Wow – Council killed the project.

I hope that’s a lesson because this thing has been on questionable for a while – and it all a result of flawed consultation and (excuse the reference) railroading opposition.

This morning I heard one councilor suggest that they didn’t sell the public on the vision – and then explain that vision – the last developable land is in the south. What a vision; serve developers not the citizens in communities east and west of the core stuck in traffic daily.

That was the core problem for most people – the travel problem is east west not north south. What’s more there’s lots of developable land in side the green belt – we don’t need an 800M sop to developers to meet the real population growth.

The pity about this project is that the warning signs have been there for some time. From the first complaints that the environmental assessment was to narrow to the location of the service yards at every juncture opposition grew not diminished. And staff’s and councils response – push on, create artificial deadlines, allude to a secret contract, posit legal repercussions. In the end the citizens were not buying any of it.

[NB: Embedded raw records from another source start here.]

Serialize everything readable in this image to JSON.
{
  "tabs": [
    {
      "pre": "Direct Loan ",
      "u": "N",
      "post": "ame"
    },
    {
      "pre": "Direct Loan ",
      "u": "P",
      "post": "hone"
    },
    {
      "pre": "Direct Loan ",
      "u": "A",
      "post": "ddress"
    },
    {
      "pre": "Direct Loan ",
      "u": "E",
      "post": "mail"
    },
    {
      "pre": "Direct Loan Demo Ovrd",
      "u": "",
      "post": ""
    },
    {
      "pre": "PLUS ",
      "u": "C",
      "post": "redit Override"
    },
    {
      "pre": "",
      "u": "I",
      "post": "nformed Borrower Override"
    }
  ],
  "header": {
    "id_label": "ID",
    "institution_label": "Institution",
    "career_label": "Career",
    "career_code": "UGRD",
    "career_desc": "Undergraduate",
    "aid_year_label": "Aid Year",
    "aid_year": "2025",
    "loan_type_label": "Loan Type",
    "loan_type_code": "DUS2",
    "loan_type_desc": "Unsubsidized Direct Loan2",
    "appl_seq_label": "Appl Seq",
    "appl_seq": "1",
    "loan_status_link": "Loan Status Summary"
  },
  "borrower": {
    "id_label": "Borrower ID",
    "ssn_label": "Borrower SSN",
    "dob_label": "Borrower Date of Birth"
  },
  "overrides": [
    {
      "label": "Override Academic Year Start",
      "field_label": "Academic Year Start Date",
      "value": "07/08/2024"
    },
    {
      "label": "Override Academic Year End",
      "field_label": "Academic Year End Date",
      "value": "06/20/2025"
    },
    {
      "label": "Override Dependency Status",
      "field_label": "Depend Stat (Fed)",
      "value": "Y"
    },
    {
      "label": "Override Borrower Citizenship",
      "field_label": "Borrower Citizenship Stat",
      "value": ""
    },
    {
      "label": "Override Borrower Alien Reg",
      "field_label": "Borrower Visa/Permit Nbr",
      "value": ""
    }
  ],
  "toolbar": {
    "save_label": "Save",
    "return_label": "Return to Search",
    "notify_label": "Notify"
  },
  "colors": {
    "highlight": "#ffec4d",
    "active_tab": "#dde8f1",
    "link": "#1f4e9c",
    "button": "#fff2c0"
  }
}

It’s time that those councilors who supported this thing – and placed the city in it’s current position – asked themselves – will I let this happen again? And voters need to ask themselves – four years from now (when we know if we get sued and what the cost was) if my councilor supported the project at every juncture do I want them back.

Let’s hope that more than a rail project died yesterday – lets hope an approach to governing died as well.

Thursday, December 14, 2006

By-Law Control Officers - Approach & Controls

In the past month I've seen two incidents which make me wonder about the training and oversight of Ottawa's By-Law control officers.

The first involved my neighbour, a mild mannered elderly gentleman who speaks neither English or French. In the process of jockeying vehicles he had reversed incompletely into another neighbours driveway so that his vehicle crossed the sidewalk.

A passing By-Law officer took exception to a running vehicle stopped across the sidewalk, even though my neighbour was obviously moving between one vehicle and another. Surely a running vehicle has the right to pause or stop across a sidewalk - as that's often a necessity to safely enter traffic.

When I came outside I heard the officer say he was going to issue a ticket "because of his (my neighbours) behaviour" - as if there's By-laws on behaviour .

I thought that was an aberration but today I had a similar experience. I was stuck behind a timid driver at a T junction. For three lights they wouldn't enter the intersection - though their was room to - because drivers going straight through partially blocked the intersection during our light. By the time I jumped out of my car to urge the driver to nose forward there were 20+ cars and people honking as we waited through a fourth light.

A By-Law office stopped and asked if there was a problem - "no just trying to get traffic to move" - "You're the one blocking traffic" was his immediate accusation - delivered in a threatening tone.

To me both these incidence point to training and oversight issues.

I've asked my councillor after the first incident to provide a link to the By-law department abuse complaints process. Of course I'm still waiting - likely because there is no policy or oversight - which means these types of issues will continue.